I can’t say for sure, since we had a blast, but at this point it’s probably wise to hang up my roller skates for good.

Buh-bye now. (image from gigharborb365.wordpress.com)

Kind of a bummer, man.

20 thoughts on “All Skate! Now Reverse!

  1. I almost spit my yogurt onto my computer screen. Instead it just came out my nose. Thanks. Thanks a lot. Seriously. 😉

    You just made me relive far too many moments in my youth…

  2. This party sounds hysterical! But all that quality on-the-floor time was a little easier to take in 7th grade, wasn’t it?

    Last time I went skating was chaperoning my daughter’s girl scout troop. After about 10 minutes of pathetic, I was picking up the flow, feeling more confident. I was all “I remember how to do this. This is easy. This is nothing! This is..” Then I was looking at the ceiling, my butt and head having magically made contact with the floor. I was too old for the Ouch-O-Rama that followed.

    • I wasn’t on the floor that much in 7th grade. Seems unfair that the harder it is to take, the more often it happens. I had to make sure not to get over-confident. That’s a recipe for disaster.

  3. this sounds like so much fun! I love to skate – or rather, I loved to skate. I don’t know how well I would do now. I tried the in-line skating thing and just could NOT get the hang of it at all.

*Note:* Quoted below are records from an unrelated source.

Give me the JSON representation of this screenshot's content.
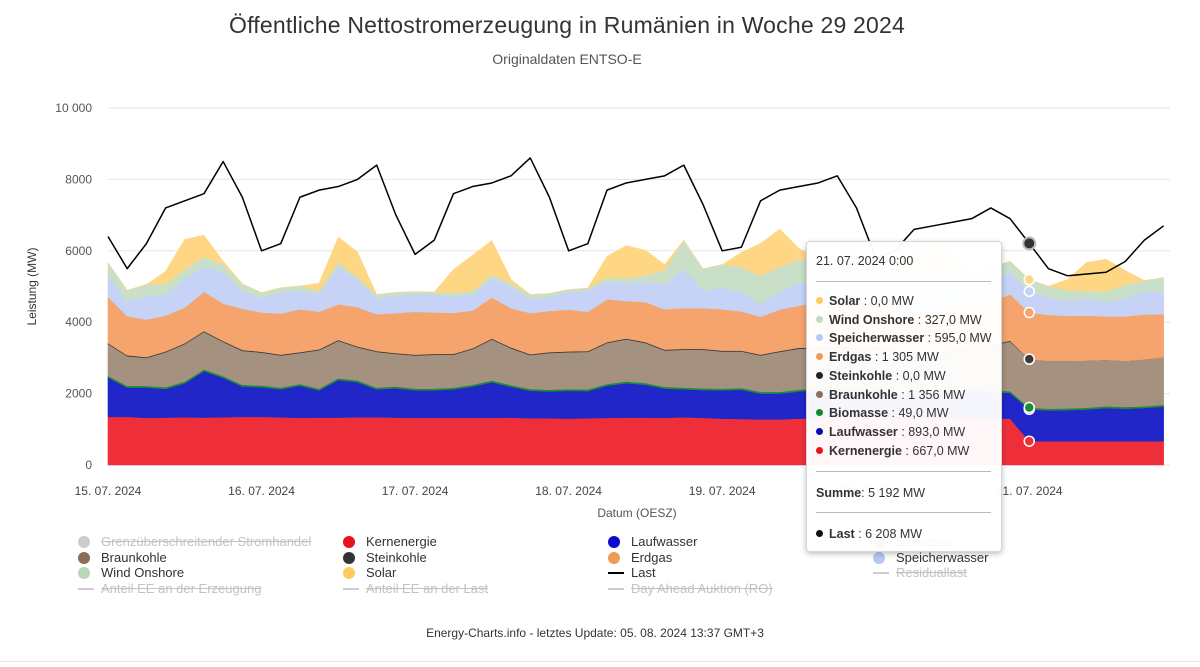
{
  "title": "Öffentliche Nettostromerzeugung in Rumänien in Woche 29 2024",
  "subtitle": "Originaldaten ENTSO-E",
  "footer": "Energy-Charts.info - letztes Update: 05. 08. 2024 13:37 GMT+3",
  "chart_data": {
    "type": "area",
    "stacked": true,
    "title": "Öffentliche Nettostromerzeugung in Rumänien in Woche 29 2024",
    "subtitle": "Originaldaten ENTSO-E",
    "xlabel": "Datum (OESZ)",
    "ylabel": "Leistung (MW)",
    "ylim": [
      0,
      10000
    ],
    "yticks": [
      0,
      2000,
      4000,
      6000,
      8000,
      10000
    ],
    "ytick_labels": [
      "0",
      "2000",
      "4000",
      "6000",
      "8000",
      "10 000"
    ],
    "xticks": [
      "15. 07. 2024",
      "16. 07. 2024",
      "17. 07. 2024",
      "18. 07. 2024",
      "19. 07. 2024",
      "20. 07. 2024",
      "21. 07. 2024"
    ],
    "x_hours": [
      0,
      3,
      6,
      9,
      12,
      15,
      18,
      21,
      24,
      27,
      30,
      33,
      36,
      39,
      42,
      45,
      48,
      51,
      54,
      57,
      60,
      63,
      66,
      69,
      72,
      75,
      78,
      81,
      84,
      87,
      90,
      93,
      96,
      99,
      102,
      105,
      108,
      111,
      114,
      117,
      120,
      123,
      126,
      129,
      132,
      135,
      138,
      141,
      144,
      147,
      150,
      153,
      156,
      159,
      162,
      165
    ],
    "grid": true,
    "series": [
      {
        "name": "Kernenergie",
        "color": "#ee2f3a",
        "values": [
          1350,
          1350,
          1320,
          1330,
          1340,
          1330,
          1340,
          1350,
          1350,
          1340,
          1320,
          1330,
          1330,
          1340,
          1340,
          1330,
          1320,
          1320,
          1320,
          1320,
          1320,
          1330,
          1310,
          1310,
          1300,
          1310,
          1320,
          1330,
          1330,
          1320,
          1340,
          1320,
          1300,
          1290,
          1280,
          1280,
          1300,
          1310,
          1330,
          1340,
          1340,
          1300,
          1320,
          1320,
          1320,
          1310,
          1300,
          1300,
          667,
          667,
          667,
          667,
          667,
          667,
          667,
          667
        ]
      },
      {
        "name": "Laufwasser",
        "color": "#2026c8",
        "values": [
          1100,
          820,
          850,
          800,
          950,
          1300,
          1100,
          850,
          830,
          780,
          900,
          760,
          1050,
          980,
          780,
          820,
          770,
          770,
          800,
          880,
          1000,
          860,
          770,
          750,
          780,
          760,
          900,
          960,
          920,
          820,
          780,
          780,
          790,
          820,
          720,
          720,
          760,
          800,
          800,
          700,
          780,
          720,
          700,
          760,
          760,
          790,
          740,
          720,
          893,
          860,
          870,
          890,
          930,
          910,
          930,
          970
        ]
      },
      {
        "name": "Biomasse",
        "color": "#1c8c3b",
        "values": [
          49,
          49,
          49,
          49,
          49,
          49,
          49,
          49,
          49,
          49,
          49,
          49,
          49,
          49,
          49,
          49,
          49,
          49,
          49,
          49,
          49,
          49,
          49,
          49,
          49,
          49,
          49,
          49,
          49,
          49,
          49,
          49,
          49,
          49,
          49,
          49,
          49,
          49,
          49,
          49,
          49,
          49,
          49,
          49,
          49,
          49,
          49,
          49,
          49,
          49,
          49,
          49,
          49,
          49,
          49,
          49
        ]
      },
      {
        "name": "Braunkohle",
        "color": "#a5917f",
        "values": [
          890,
          830,
          780,
          980,
          1050,
          1050,
          960,
          950,
          920,
          900,
          870,
          1080,
          1050,
          930,
          1000,
          910,
          930,
          950,
          920,
          1000,
          1150,
          1030,
          950,
          1030,
          1030,
          1050,
          1150,
          1180,
          1120,
          1020,
          1060,
          1080,
          1040,
          1020,
          1020,
          1120,
          1150,
          1110,
          1110,
          1150,
          1130,
          1100,
          1050,
          970,
          1050,
          1170,
          1250,
          1390,
          1356,
          1340,
          1330,
          1320,
          1300,
          1290,
          1310,
          1330
        ]
      },
      {
        "name": "Steinkohle",
        "color": "#3b3b3b",
        "values": [
          25,
          25,
          25,
          25,
          25,
          25,
          25,
          25,
          25,
          25,
          25,
          25,
          25,
          25,
          25,
          25,
          25,
          25,
          25,
          25,
          25,
          25,
          25,
          25,
          25,
          25,
          25,
          25,
          25,
          25,
          25,
          25,
          25,
          25,
          25,
          25,
          25,
          25,
          25,
          25,
          25,
          25,
          25,
          25,
          25,
          25,
          25,
          25,
          0,
          0,
          0,
          0,
          0,
          0,
          0,
          0
        ]
      },
      {
        "name": "Erdgas",
        "color": "#f4a46c",
        "values": [
          1300,
          1100,
          1050,
          1000,
          1000,
          1100,
          1050,
          1150,
          1100,
          1150,
          1200,
          1050,
          1000,
          1100,
          1030,
          1120,
          1200,
          1160,
          1150,
          1050,
          1150,
          1100,
          1150,
          1150,
          1170,
          1100,
          1200,
          1050,
          1120,
          1130,
          1140,
          1140,
          1160,
          1100,
          1060,
          1160,
          1180,
          1250,
          1190,
          1230,
          1200,
          1180,
          1230,
          1190,
          1200,
          1230,
          1210,
          1300,
          1305,
          1290,
          1260,
          1260,
          1220,
          1250,
          1260,
          1210
        ]
      },
      {
        "name": "Speicherwasser",
        "color": "#c6d3f6",
        "values": [
          600,
          400,
          650,
          600,
          800,
          700,
          900,
          500,
          400,
          600,
          500,
          500,
          1050,
          750,
          450,
          500,
          500,
          500,
          450,
          450,
          550,
          600,
          400,
          400,
          500,
          600,
          500,
          500,
          550,
          700,
          1100,
          500,
          600,
          550,
          350,
          500,
          650,
          550,
          650,
          650,
          600,
          500,
          550,
          550,
          600,
          500,
          650,
          595,
          595,
          500,
          420,
          470,
          400,
          500,
          650,
          620
        ]
      },
      {
        "name": "Wind Onshore",
        "color": "#c9dfc7",
        "values": [
          350,
          320,
          330,
          290,
          260,
          280,
          200,
          200,
          150,
          120,
          150,
          100,
          130,
          90,
          100,
          80,
          60,
          70,
          110,
          100,
          90,
          100,
          120,
          90,
          60,
          60,
          100,
          150,
          200,
          400,
          800,
          600,
          650,
          700,
          800,
          700,
          650,
          700,
          750,
          800,
          400,
          400,
          350,
          350,
          300,
          330,
          320,
          327,
          327,
          300,
          300,
          220,
          300,
          380,
          300,
          400
        ]
      },
      {
        "name": "Solar",
        "color": "#ffd683",
        "values": [
          0,
          0,
          0,
          350,
          850,
          600,
          80,
          0,
          0,
          0,
          0,
          200,
          700,
          700,
          0,
          0,
          0,
          0,
          650,
          1000,
          950,
          100,
          0,
          0,
          0,
          0,
          600,
          900,
          700,
          150,
          0,
          0,
          0,
          400,
          900,
          1050,
          300,
          0,
          0,
          0,
          0,
          200,
          700,
          950,
          600,
          0,
          0,
          0,
          0,
          0,
          300,
          800,
          900,
          400,
          0,
          0
        ]
      },
      {
        "name": "Last",
        "color": "#000000",
        "type": "line",
        "values": [
          6400,
          5500,
          6200,
          7200,
          7400,
          7600,
          8500,
          7500,
          6000,
          6200,
          7500,
          7700,
          7800,
          8000,
          8400,
          7000,
          5900,
          6300,
          7600,
          7800,
          7900,
          8100,
          8600,
          7500,
          6000,
          6200,
          7700,
          7900,
          8000,
          8100,
          8400,
          7300,
          6000,
          6100,
          7400,
          7700,
          7800,
          7900,
          8100,
          7200,
          5800,
          6000,
          6600,
          6700,
          6800,
          6900,
          7200,
          6900,
          6208,
          5500,
          5300,
          5350,
          5400,
          5700,
          6300,
          6700
        ]
      }
    ],
    "legend": [
      {
        "name": "Grenzüberschreitender Stromhandel",
        "color": "#bdbdbd",
        "marker": "dot",
        "hidden": true
      },
      {
        "name": "Kernenergie",
        "color": "#e8121d",
        "marker": "dot",
        "hidden": false
      },
      {
        "name": "Laufwasser",
        "color": "#0a0ad0",
        "marker": "dot",
        "hidden": false
      },
      {
        "name": "Biomasse",
        "color": "#0d8a2e",
        "marker": "dot",
        "hidden": false
      },
      {
        "name": "Braunkohle",
        "color": "#8b6e55",
        "marker": "dot",
        "hidden": false
      },
      {
        "name": "Steinkohle",
        "color": "#333333",
        "marker": "dot",
        "hidden": false
      },
      {
        "name": "Erdgas",
        "color": "#ef9a55",
        "marker": "dot",
        "hidden": false
      },
      {
        "name": "Speicherwasser",
        "color": "#b5c8f4",
        "marker": "dot",
        "hidden": false
      },
      {
        "name": "Wind Onshore",
        "color": "#b9d6b5",
        "marker": "dot",
        "hidden": false
      },
      {
        "name": "Solar",
        "color": "#ffcc5c",
        "marker": "dot",
        "hidden": false
      },
      {
        "name": "Last",
        "color": "#000000",
        "marker": "line",
        "hidden": false
      },
      {
        "name": "Residuallast",
        "color": "#bdbdbd",
        "marker": "line",
        "hidden": true
      },
      {
        "name": "Anteil EE an der Erzeugung",
        "color": "#bdbdbd",
        "marker": "line",
        "hidden": true
      },
      {
        "name": "Anteil EE an der Last",
        "color": "#bdbdbd",
        "marker": "line",
        "hidden": true
      },
      {
        "name": "Day Ahead Auktion (RO)",
        "color": "#bdbdbd",
        "marker": "line",
        "hidden": true
      }
    ],
    "tooltip": {
      "date": "21. 07. 2024 0:00",
      "rows": [
        {
          "name": "Solar",
          "value": "0,0 MW",
          "color": "#ffc95c"
        },
        {
          "name": "Wind Onshore",
          "value": "327,0 MW",
          "color": "#c1dbbd"
        },
        {
          "name": "Speicherwasser",
          "value": "595,0 MW",
          "color": "#b7c9f4"
        },
        {
          "name": "Erdgas",
          "value": "1 305 MW",
          "color": "#ef9a55"
        },
        {
          "name": "Steinkohle",
          "value": "0,0 MW",
          "color": "#222222"
        },
        {
          "name": "Braunkohle",
          "value": "1 356 MW",
          "color": "#8b6e55"
        },
        {
          "name": "Biomasse",
          "value": "49,0 MW",
          "color": "#0d8a2e"
        },
        {
          "name": "Laufwasser",
          "value": "893,0 MW",
          "color": "#0a0ab0"
        },
        {
          "name": "Kernenergie",
          "value": "667,0 MW",
          "color": "#e8121d"
        }
      ],
      "sum_label": "Summe",
      "sum_value": "5 192 MW",
      "last_label": "Last",
      "last_value": "6 208 MW",
      "last_color": "#111111"
    }
  }
}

    But the whole night sounds great: theme, family, friends, and fall on your ass fun!

  4. I really love reading you … you are a continual surprise and funny as hell. I don’t think there’s another blogger on the planet that could have pulled off your description of going to the ladies room so hilariously. Most wouldn’t try. What an amazing idea for a party …. your family is so far from mine that your stories sound almost like fiction. Now, you know that for $59 a year, you can add VideoPress to your blog, then you can upload videos, like I did with Savy Tells a Story. You could then post the video ! Yeah, right.

    Your post did bring back a fond memory from my daughter’s senior year in high school. She was on the dance team and one of their routines was on pink roller skates. They had curly red wigs and pink sequined dresses and the routine brought down the house wherever they did it. If I can find the picture, it might make it to a Friday Favorite.

    • Um… there will never be videos of me or my peeps on this here blog. I think you know that. 🙂
      Thanks for loving the reads and for being amused by them. I mean the bathroom ordeal was begging to be written, don’t you think? How can you have that experience and NOT write about it?
      Hope to see Amy’s funky skate routine some Friday!

  5. Hilarious! Your post just prompted me to search for skating rinks in the DC area. Sounds like a disaster waiting to happen, so I feel compelled to organize a party and film it. My friends thank you in advance for the inspiration.

    • Oh lawd. I will not be held responsible for this in the event of accidental death or dismemberment, fyi. Oh, ps: if you’re not familiar, look up “biceps femoralis.” You’ll need to know what it is after you skate, because it will hurt like a mofo and you will not remember ever having realized it existed.